Qasab’s defense lawyer, Abbas Kamzi, said Qasab had asked him to take back the confession on his behalf. Kazmi noted that the entire ‘confession’ was extracted through coercion and torture and as a result was not a voluntary confession and therefore had nothing to do with him.

This is while prosecutor Ujwal Nikam had described Qasab’s involvement in the Mumbai attack as a plot planned in Pakistan to commit a series of attacks across India.

He talked of the gunmen receiving training from Pakistan’s ‘intelligence professionals’ and cooperating with ‘a major general’ as they prepared for the attacks.

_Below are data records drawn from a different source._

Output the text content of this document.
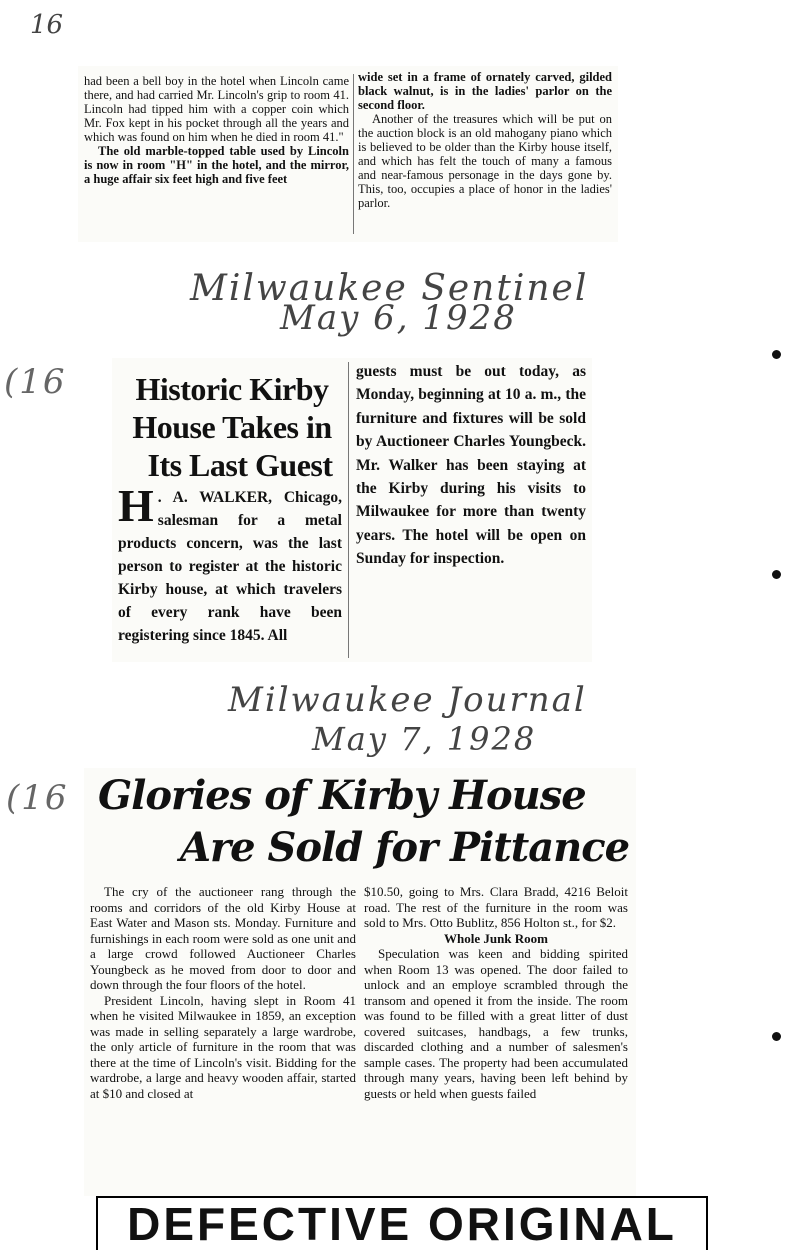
16

had been a bell boy in the hotel when Lincoln came there, and had carried Mr. Lincoln's grip to room 41. Lincoln had tipped him with a copper coin which Mr. Fox kept in his pocket through all the years and which was found on him when he died in room 41."

The old marble-topped table used by Lincoln is now in room "H" in the hotel, and the mirror, a huge affair six feet high and five feet

wide set in a frame of ornately carved, gilded black walnut, is in the ladies' parlor on the second floor.

Another of the treasures which will be put on the auction block is an old mahogany piano which is believed to be older than the Kirby house itself, and which has felt the touch of many a famous and near-famous personage in the days gone by. This, too, occupies a place of honor in the ladies' parlor.

Milwaukee Sentinel
May 6, 1928
(16	Historic Kirby
House Takes in
Its Last Guest
H . A. WALKER, Chicago, salesman for a metal products concern, was the last person to register at the historic Kirby house, at which travelers of every rank have been registering since 1845. All
guests must be out today, as Monday, beginning at 10 a. m., the furniture and fixtures will be sold by Auctioneer Charles Youngbeck. Mr. Walker has been staying at the Kirby during his visits to Milwaukee for more than twenty years. The hotel will be open on Sunday for inspection.
Milwaukee Journal
May 7, 1928
(16 Glories of Kirby House
Are Sold for Pittance

The cry of the auctioneer rang through the rooms and corridors of the old Kirby House at East Water and Mason sts. Monday. Furniture and furnishings in each room were sold as one unit and a large crowd followed Auctioneer Charles Youngbeck as he moved from door to door and down through the four floors of the hotel.

President Lincoln, having slept in Room 41 when he visited Milwaukee in 1859, an exception was made in selling separately a large wardrobe, the only article of furniture in the room that was there at the time of Lincoln's visit. Bidding for the wardrobe, a large and heavy wooden affair, started at $10 and closed at

$10.50, going to Mrs. Clara Bradd, 4216 Beloit road. The rest of the furniture in the room was sold to Mrs. Otto Bublitz, 856 Holton st., for $2.

Whole Junk Room

Speculation was keen and bidding spirited when Room 13 was opened. The door failed to unlock and an employe scrambled through the transom and opened it from the inside. The room was found to be filled with a great litter of dust covered suitcases, handbags, a few trunks, discarded clothing and a number of salesmen's sample cases. The property had been accumulated through many years, having been left behind by guests or held when guests failed

DEFECTIVE ORIGINAL
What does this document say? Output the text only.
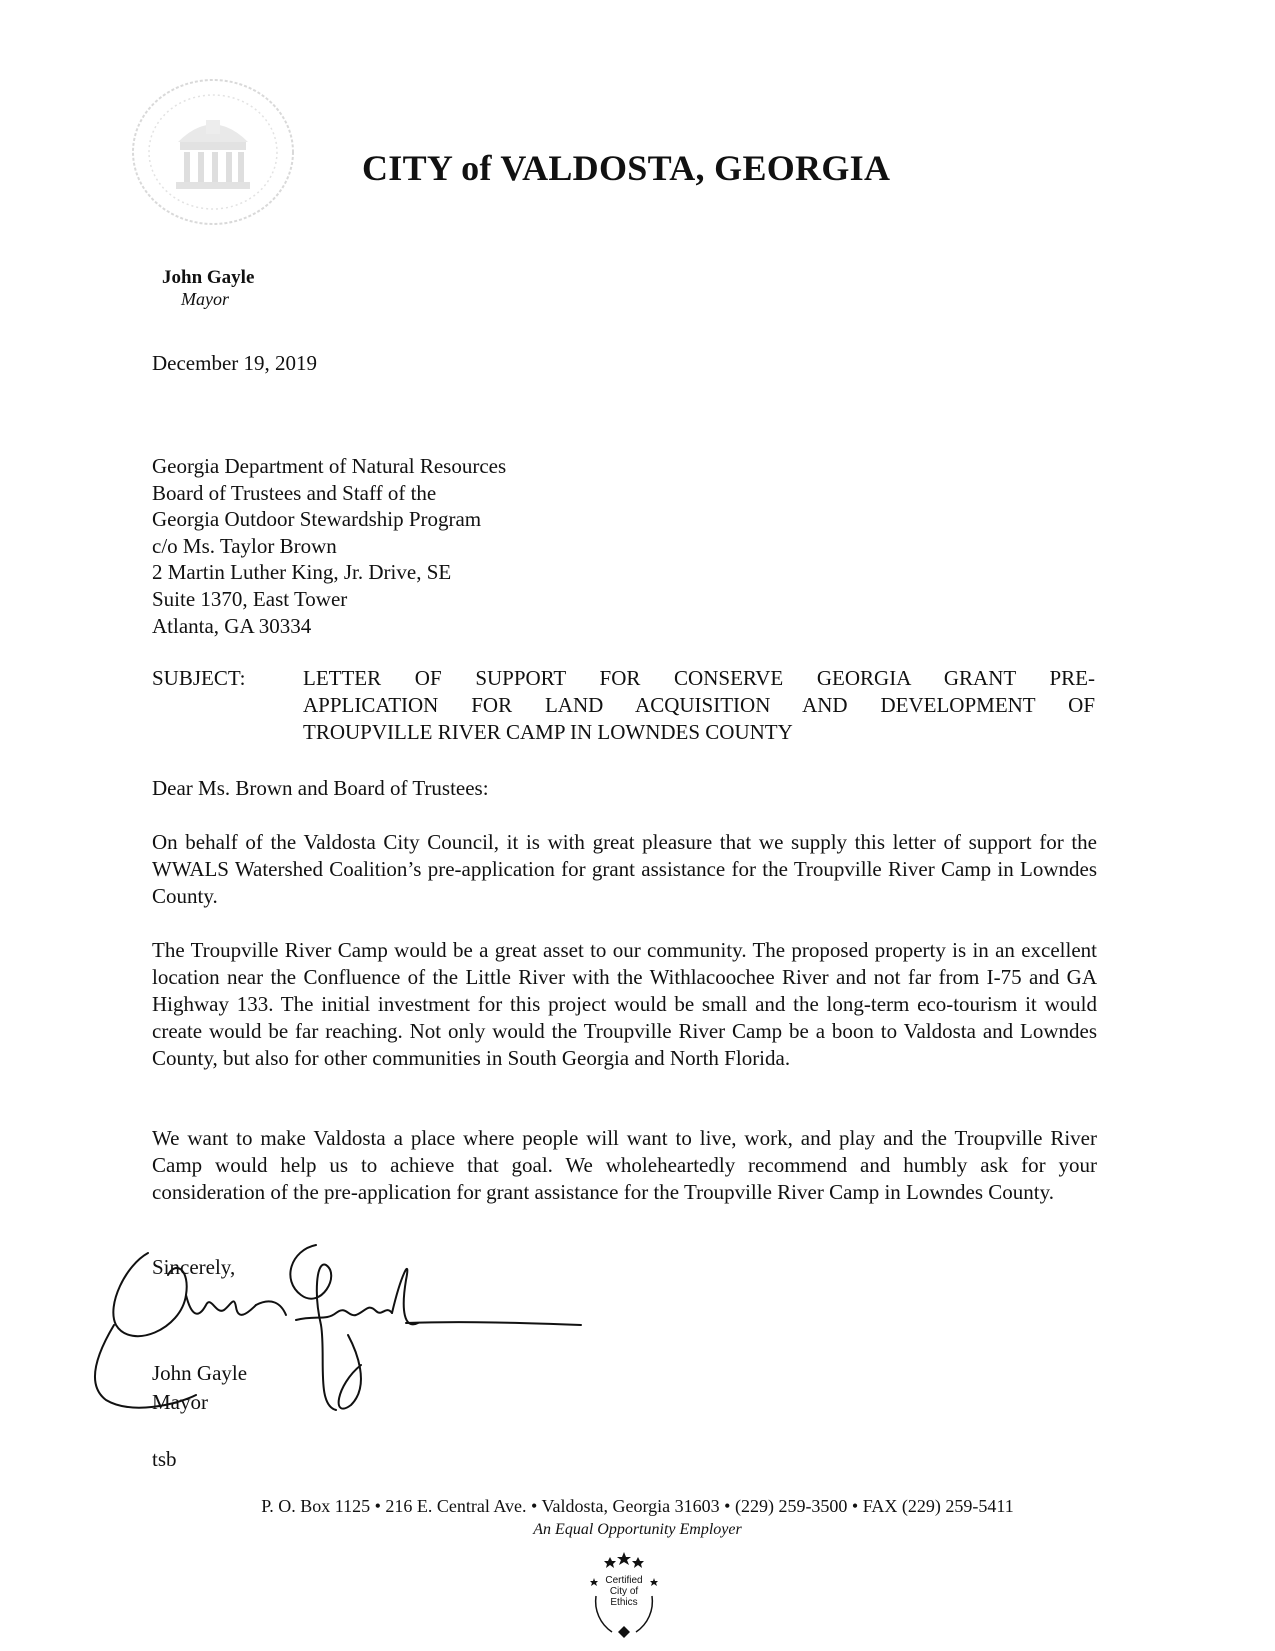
CITY of VALDOSTA, GEORGIA
John Gayle
Mayor
December 19, 2019
Georgia Department of Natural Resources
Board of Trustees and Staff of the
Georgia Outdoor Stewardship Program
c/o Ms. Taylor Brown
2 Martin Luther King, Jr. Drive, SE
Suite 1370, East Tower
Atlanta, GA 30334
SUBJECT:	LETTER OF SUPPORT FOR CONSERVE GEORGIA GRANT PRE-
APPLICATION FOR LAND ACQUISITION AND DEVELOPMENT OF
TROUPVILLE RIVER CAMP IN LOWNDES COUNTY
Dear Ms. Brown and Board of Trustees:
On behalf of the Valdosta City Council, it is with great pleasure that we supply this letter of support for the WWALS Watershed Coalition’s pre-application for grant assistance for the Troupville River Camp in Lowndes County.
The Troupville River Camp would be a great asset to our community. The proposed property is in an excellent location near the Confluence of the Little River with the Withlacoochee River and not far from I-75 and GA Highway 133. The initial investment for this project would be small and the long-term eco-tourism it would create would be far reaching. Not only would the Troupville River Camp be a boon to Valdosta and Lowndes County, but also for other communities in South Georgia and North Florida.
We want to make Valdosta a place where people will want to live, work, and play and the Troupville River Camp would help us to achieve that goal. We wholeheartedly recommend and humbly ask for your consideration of the pre-application for grant assistance for the Troupville River Camp in Lowndes County.
Sincerely,
John Gayle
Mayor
tsb
P. O. Box 1125 • 216 E. Central Ave. • Valdosta, Georgia 31603 • (229) 259-3500 • FAX (229) 259-5411
An Equal Opportunity Employer
Certified
City of
Ethics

Nikram stated that Qasab should be held accountable for 166 of the murders committed. “Even though Qasab was actually not present at the time of the firing incidents in hotels Taj and Trident, and Nariman House, he can be held liable for the murders as one of the co-conspirators,” he commented.

Together with Qasab, two Indians, Fahim Ansari and Sabauddin Ahmed, are also on trial, accused of being members of the outlawed Lashkar-e-Taiba militant group and of spearheading the Mumbai attacks.

Ajmal Amir Qasab was arrested on the first day of the terrorist attacks on Mumbai in November 2008. He has been in Indian custody ever since. Charges of murder and waging war on India are leveled against the Pakistani national and he will face the death penalty if convicted.

Relations between New Delhi and Islamabad have been tense since the death of over 170 people in last November’s terror attacks on India’s financial hub – Mumbai.

India blamed banned Pakistan-based militants for the raids, alleging that the perpetrators were ‘clients and creations’ of the Pakistani Inter-Services Intelligence (ISI) — a claim that Islamabad has repeatedly denied.